The main reason to get life insurance is to secure a lifestyle or wealth for your family (or a chosen beneficiary) after you die. There are other advantages as well. A few common reasons to get life insurance include:

1)Paying for funeral expenses, unpaid medical bills, student debt, or other debts remaining after death so that your family does not need to assume the burden
2)Leaving money behind to your family or spouse so that they can maintain the lifestyle they were accustomed to
3)Leaving an inheritance, donating funds to a charitable cause, providing funds for college, or paying off a mortgage
4)Building wealth, as can be seen when using life insurance with investment options
5)Transferring wealth and taking advantage of various tax breaks for the beneficiary when receiving the death benefit—life insurance can provide many tax-free advantages
6)Paying for estate taxes so your family does not have to use the inheritance to cover these taxes
7)Securing a mortgage or other debt when the lender requires it

Types of Life Insurance Policies

There are two main categories of life insurance: term life insurance and permanent life insurance.
In the term life insurance category, you may choose life insurance for a specified length of time, which is known as the term. With permanent life insurance, the length of the policy is for life (some companies may also offer the plans to age 65).
While you really only have one option for term life insurance, there are two types of permanent life insurance:

  • Term life insurance: Purchased for a specific length of time, usually between 10 and 30 year terms, with no cash values, and expires at the end of term, unless it is “convertible.” This is the least expensive life insurance option.
  • Whole life insurance: Has a set premium and is valid as long as you keep paying the premiums. This is a type of permanent life insurance. It may build up cash value and if you surrender the policy, it may be returned to you.
  • Universal life insurance: Also a type of permanent life insurance, this kind offers investment options. Premiums may be adjusted over time based on how you decide to manage it. Factors include your investments, cash values, and other options such as borrowing from your life insurance policy.

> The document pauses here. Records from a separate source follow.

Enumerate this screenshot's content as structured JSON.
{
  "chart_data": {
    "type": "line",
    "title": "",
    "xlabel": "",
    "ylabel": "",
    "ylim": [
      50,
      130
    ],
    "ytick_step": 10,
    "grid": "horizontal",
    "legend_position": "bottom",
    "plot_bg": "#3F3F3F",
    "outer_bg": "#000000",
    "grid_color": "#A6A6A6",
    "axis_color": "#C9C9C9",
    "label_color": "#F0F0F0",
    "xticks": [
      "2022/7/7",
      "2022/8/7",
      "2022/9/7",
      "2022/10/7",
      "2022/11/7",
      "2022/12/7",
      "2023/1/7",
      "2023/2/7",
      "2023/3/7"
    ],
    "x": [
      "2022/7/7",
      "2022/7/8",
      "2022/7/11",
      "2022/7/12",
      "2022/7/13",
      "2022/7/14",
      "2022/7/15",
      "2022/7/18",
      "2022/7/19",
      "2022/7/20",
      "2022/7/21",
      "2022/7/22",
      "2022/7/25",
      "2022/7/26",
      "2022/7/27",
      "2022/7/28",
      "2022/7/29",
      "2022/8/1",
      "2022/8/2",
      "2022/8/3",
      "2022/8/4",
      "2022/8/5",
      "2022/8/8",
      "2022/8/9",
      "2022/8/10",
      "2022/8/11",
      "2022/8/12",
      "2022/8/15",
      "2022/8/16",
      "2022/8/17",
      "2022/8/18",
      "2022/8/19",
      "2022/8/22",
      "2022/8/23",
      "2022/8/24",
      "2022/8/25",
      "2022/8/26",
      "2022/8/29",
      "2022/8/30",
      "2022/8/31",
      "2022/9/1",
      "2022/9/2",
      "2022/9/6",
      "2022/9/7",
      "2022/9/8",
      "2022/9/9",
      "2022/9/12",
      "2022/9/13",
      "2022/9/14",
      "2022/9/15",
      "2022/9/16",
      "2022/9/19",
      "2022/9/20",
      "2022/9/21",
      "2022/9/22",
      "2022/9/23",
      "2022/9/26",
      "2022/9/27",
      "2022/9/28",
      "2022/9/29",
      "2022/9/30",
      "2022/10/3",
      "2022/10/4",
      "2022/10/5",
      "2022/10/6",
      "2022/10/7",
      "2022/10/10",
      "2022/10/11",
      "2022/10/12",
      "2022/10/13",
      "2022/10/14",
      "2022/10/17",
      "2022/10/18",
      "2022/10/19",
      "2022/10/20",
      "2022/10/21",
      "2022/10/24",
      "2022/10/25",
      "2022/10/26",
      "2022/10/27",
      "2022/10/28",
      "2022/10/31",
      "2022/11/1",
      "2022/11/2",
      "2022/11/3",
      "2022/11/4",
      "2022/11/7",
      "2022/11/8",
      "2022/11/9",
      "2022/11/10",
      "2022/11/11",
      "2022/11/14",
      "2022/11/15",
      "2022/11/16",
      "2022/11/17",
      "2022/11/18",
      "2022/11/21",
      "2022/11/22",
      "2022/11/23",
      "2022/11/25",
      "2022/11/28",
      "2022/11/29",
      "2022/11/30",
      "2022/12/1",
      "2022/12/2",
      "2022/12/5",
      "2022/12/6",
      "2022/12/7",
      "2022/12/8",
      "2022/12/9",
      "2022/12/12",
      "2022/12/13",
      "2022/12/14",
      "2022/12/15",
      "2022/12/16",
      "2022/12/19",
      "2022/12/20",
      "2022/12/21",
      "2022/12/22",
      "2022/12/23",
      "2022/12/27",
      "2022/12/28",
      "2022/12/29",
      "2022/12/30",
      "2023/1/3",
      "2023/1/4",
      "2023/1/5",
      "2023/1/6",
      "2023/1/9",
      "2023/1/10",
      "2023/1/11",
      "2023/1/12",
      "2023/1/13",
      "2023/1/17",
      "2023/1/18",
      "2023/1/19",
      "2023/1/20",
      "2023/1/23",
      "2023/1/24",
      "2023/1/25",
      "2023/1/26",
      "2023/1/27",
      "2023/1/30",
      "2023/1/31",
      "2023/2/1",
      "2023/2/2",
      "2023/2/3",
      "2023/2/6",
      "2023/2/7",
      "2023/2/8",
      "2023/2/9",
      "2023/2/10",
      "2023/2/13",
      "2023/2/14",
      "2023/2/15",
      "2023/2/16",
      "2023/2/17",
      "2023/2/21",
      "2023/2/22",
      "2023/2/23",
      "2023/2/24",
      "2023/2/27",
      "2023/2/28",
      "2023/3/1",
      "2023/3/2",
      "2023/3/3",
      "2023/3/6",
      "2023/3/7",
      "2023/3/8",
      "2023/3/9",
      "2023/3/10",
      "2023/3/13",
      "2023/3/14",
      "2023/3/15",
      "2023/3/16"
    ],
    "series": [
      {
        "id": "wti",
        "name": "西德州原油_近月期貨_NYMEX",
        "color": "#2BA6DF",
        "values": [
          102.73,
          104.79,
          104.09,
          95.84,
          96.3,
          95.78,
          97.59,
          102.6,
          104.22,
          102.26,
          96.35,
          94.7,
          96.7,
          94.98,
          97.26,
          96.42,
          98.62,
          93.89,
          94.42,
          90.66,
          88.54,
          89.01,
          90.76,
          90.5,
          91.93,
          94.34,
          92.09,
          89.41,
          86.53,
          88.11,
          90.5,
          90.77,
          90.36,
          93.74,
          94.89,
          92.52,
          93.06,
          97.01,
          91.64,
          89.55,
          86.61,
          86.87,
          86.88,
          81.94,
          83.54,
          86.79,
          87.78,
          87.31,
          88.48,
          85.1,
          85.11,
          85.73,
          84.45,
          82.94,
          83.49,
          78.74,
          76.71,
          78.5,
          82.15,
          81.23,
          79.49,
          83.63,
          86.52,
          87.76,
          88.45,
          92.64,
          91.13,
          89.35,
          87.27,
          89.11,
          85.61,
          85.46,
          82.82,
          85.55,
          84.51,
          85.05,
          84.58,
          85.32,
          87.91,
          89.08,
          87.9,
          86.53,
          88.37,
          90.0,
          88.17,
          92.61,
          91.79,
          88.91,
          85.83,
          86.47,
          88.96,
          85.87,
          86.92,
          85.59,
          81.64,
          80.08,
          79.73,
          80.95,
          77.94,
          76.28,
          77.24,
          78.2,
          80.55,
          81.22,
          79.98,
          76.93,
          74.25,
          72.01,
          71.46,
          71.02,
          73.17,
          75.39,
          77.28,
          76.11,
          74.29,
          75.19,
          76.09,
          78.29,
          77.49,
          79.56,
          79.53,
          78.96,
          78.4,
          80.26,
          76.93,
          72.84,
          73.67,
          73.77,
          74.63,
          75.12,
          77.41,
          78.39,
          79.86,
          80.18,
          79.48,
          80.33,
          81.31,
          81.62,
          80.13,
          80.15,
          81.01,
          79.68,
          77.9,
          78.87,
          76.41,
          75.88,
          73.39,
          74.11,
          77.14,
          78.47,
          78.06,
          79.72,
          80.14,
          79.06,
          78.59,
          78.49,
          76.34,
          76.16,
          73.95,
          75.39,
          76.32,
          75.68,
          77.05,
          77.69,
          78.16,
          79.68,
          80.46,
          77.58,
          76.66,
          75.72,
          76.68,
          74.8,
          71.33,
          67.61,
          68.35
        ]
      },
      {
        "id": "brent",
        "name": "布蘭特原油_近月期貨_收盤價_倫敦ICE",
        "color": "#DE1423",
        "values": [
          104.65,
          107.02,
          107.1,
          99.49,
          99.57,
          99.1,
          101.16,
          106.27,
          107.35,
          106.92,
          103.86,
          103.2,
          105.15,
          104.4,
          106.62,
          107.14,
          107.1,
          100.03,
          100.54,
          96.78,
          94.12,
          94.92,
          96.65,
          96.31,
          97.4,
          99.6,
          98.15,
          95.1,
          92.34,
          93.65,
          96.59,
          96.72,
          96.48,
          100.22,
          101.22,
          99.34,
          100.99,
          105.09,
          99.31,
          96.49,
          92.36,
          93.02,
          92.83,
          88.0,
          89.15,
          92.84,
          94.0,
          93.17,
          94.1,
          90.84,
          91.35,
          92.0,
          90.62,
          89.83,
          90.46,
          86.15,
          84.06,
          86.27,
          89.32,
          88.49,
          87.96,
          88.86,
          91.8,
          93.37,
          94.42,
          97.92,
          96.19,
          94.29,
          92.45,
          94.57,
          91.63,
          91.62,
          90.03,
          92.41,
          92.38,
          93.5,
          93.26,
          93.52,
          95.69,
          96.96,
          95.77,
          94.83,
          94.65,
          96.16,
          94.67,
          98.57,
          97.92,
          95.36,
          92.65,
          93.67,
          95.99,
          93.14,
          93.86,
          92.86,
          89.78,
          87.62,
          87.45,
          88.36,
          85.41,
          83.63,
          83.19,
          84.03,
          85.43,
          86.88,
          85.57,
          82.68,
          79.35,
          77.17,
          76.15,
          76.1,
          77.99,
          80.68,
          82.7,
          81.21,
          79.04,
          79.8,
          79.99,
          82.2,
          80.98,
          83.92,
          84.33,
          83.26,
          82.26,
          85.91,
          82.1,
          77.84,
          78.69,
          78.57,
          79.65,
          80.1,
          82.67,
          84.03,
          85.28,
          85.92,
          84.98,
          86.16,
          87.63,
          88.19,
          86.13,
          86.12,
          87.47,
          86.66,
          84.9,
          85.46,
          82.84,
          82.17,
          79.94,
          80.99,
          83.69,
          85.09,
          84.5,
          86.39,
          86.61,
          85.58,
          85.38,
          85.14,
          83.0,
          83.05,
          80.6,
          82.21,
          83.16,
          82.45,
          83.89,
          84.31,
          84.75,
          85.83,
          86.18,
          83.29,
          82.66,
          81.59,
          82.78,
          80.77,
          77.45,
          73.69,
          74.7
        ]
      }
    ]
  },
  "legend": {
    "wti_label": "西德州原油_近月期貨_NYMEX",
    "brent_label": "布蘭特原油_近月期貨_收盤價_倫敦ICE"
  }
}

How Much Life Insurance Do I Need?

Since people will buy life insurance for various reasons, how much you need will depend on why you are buying it. If you are looking to secure the financial well-being of your family should you die unexpectedly, then you will need to review various personal factors to help you figure out how much you need.
For example, how much income would your family need per year to replace your lost income? Keep in mind that when you are alive, part of your income goes to sustaining your own needs and activities, so if your income was $75,000, but you used a portion for your own consumption, you may want to consider that. Also, if you cover your mortgage in the death benefit, would a portion of your income have gone to that? These factors can reduce the amount of income you need to replace.
The answer to income replacement is not always straightforward, so consider these questions and more carefully:

  • How many years would you need to provide income?
  • If you have a spouse, would they work after your death? How much income do they make to contribute to family expenses? How long will they work?
  • Do you need to provide funds to be used for education, like college?
  • How much debt does the family (or you) have? Do you want to cover this in your life insurance? Are there outstanding loans, medical bills, or mortgages?
  • What would your family’s expenses be as a result of your death? Consider funeral expenses, costs of hired help at home, and more.
  • What investments and savings do you have?